The Phase 3 clinical trial of BNT162b2 began on July 27 and has enrolled 43,661 participants to date, 41,135 of whom have received a second dose of the vaccine candidate as of November 13, 2020. Approximately 42% of global participants and 30% of U.S. participants have racially and ethnically diverse backgrounds, and 41% of global and 45% of U.S. participants are 56-85 years of age. A breakdown of the diversity of clinical trial participants can be found here from approximately 150 clinical trials sites in United States, Germany, Turkey, South Africa, Brazil and Argentina. The trial will continue to collect efficacy and safety data in participants for an additional two years.
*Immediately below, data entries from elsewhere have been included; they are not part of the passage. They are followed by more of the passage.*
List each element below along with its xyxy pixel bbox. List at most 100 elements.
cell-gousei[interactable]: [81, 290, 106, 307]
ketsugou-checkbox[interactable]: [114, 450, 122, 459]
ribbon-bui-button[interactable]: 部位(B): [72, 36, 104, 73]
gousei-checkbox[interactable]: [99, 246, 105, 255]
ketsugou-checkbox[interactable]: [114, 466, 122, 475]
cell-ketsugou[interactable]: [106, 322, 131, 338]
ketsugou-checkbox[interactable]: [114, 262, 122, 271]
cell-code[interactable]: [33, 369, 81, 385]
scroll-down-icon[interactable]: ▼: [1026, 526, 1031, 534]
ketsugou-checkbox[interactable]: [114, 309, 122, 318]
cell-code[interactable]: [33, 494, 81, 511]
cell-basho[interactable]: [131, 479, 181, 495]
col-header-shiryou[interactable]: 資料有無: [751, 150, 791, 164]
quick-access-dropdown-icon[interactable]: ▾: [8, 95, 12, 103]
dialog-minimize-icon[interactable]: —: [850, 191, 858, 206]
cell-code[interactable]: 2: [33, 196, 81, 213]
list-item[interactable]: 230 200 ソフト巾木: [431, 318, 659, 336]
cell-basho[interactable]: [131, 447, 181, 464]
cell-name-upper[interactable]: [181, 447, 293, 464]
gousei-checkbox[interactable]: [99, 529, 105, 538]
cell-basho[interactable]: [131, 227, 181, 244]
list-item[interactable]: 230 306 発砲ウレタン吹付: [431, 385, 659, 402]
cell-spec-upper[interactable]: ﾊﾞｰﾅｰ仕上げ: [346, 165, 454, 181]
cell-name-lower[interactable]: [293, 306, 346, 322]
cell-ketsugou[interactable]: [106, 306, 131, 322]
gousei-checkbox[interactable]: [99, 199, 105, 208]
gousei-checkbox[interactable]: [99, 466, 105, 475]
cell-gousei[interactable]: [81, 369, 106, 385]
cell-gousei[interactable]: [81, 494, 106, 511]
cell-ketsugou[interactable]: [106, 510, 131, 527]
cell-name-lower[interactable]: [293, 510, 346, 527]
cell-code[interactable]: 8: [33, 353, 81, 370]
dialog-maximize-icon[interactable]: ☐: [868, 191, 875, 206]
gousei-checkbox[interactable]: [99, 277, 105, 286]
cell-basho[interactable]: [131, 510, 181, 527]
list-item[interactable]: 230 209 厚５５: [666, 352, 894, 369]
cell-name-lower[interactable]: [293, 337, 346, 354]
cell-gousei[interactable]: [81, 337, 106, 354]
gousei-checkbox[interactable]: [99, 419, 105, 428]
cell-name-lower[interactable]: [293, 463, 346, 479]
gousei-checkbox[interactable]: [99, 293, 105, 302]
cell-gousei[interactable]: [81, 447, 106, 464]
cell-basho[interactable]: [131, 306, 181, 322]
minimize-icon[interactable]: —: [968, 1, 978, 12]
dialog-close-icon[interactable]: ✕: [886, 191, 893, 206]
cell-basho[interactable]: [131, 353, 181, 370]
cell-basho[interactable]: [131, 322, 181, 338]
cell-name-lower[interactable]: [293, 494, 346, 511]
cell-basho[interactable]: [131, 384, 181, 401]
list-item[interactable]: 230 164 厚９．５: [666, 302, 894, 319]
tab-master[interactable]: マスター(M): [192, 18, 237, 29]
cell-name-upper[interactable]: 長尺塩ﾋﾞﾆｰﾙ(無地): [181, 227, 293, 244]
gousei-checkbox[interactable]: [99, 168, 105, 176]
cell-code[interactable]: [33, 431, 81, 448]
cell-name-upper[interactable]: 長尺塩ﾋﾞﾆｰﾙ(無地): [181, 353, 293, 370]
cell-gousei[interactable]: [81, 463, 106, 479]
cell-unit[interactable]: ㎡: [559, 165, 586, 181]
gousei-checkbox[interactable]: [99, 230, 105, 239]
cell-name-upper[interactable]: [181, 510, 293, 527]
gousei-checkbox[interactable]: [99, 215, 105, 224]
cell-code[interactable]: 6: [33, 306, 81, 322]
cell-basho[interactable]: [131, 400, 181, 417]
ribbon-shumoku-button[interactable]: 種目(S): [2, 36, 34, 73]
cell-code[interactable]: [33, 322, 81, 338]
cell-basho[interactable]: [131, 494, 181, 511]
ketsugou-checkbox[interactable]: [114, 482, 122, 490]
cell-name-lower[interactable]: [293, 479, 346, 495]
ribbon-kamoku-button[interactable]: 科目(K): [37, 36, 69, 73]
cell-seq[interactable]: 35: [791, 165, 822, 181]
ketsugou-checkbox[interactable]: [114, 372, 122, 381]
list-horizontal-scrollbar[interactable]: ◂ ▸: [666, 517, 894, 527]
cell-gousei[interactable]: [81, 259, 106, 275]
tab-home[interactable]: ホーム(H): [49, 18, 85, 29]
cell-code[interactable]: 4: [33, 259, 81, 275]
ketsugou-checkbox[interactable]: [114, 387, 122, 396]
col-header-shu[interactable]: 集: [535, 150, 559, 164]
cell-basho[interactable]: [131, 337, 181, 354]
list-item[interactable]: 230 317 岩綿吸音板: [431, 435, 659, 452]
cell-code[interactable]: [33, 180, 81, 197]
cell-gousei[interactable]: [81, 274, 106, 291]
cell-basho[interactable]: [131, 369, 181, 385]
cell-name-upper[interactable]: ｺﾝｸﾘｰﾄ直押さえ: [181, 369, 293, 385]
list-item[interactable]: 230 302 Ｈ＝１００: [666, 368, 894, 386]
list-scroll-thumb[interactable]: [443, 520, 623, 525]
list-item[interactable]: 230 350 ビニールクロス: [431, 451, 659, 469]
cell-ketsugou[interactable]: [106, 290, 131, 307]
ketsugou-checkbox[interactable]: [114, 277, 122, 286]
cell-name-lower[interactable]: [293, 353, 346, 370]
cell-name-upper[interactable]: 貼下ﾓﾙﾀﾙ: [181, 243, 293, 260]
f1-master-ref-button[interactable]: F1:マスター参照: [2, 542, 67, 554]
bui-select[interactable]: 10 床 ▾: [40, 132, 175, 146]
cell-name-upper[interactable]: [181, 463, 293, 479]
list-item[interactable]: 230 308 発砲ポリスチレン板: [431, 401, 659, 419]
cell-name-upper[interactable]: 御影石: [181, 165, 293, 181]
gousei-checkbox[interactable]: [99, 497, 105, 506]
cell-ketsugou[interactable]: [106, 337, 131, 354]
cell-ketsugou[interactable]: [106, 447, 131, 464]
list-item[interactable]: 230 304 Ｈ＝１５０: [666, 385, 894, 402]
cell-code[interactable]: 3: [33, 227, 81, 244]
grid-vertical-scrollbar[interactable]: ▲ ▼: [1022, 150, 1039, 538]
Based on current projections, the companies expect to produce globally up to 50 million vaccine doses in 2020 and up to 1.3 billion doses by the end of 2021. Four of Pfizer’s facilities are part of the manufacturing and supply chain; St. Louis, MO; Andover, MA; and Kalamazoo, MI in the U.S.; and Puurs in Belgium. BioNTech’s German sites will also be leveraged for global supply.
Pfizer is confident in its vast experience, expertise and existing cold-chain infrastructure to distribute the vaccine around the world. The companies have developed specially designed, temperature-controlled thermal shippers utilizing dry ice to maintain temperature conditions of -70°C±10°C. They can be used be as temporary storage units for 15 days by refilling with dry ice. Each shipper contains a GPS-enabled thermal sensor to track the location and temperature of each vaccine shipment across their pre-set routes leveraging Pfizer’s broad distribution network.
Pfizer and BioNTech plan to submit the efficacy and safety data from the study for peer-review in a scientific journal once analysis of the data is completed.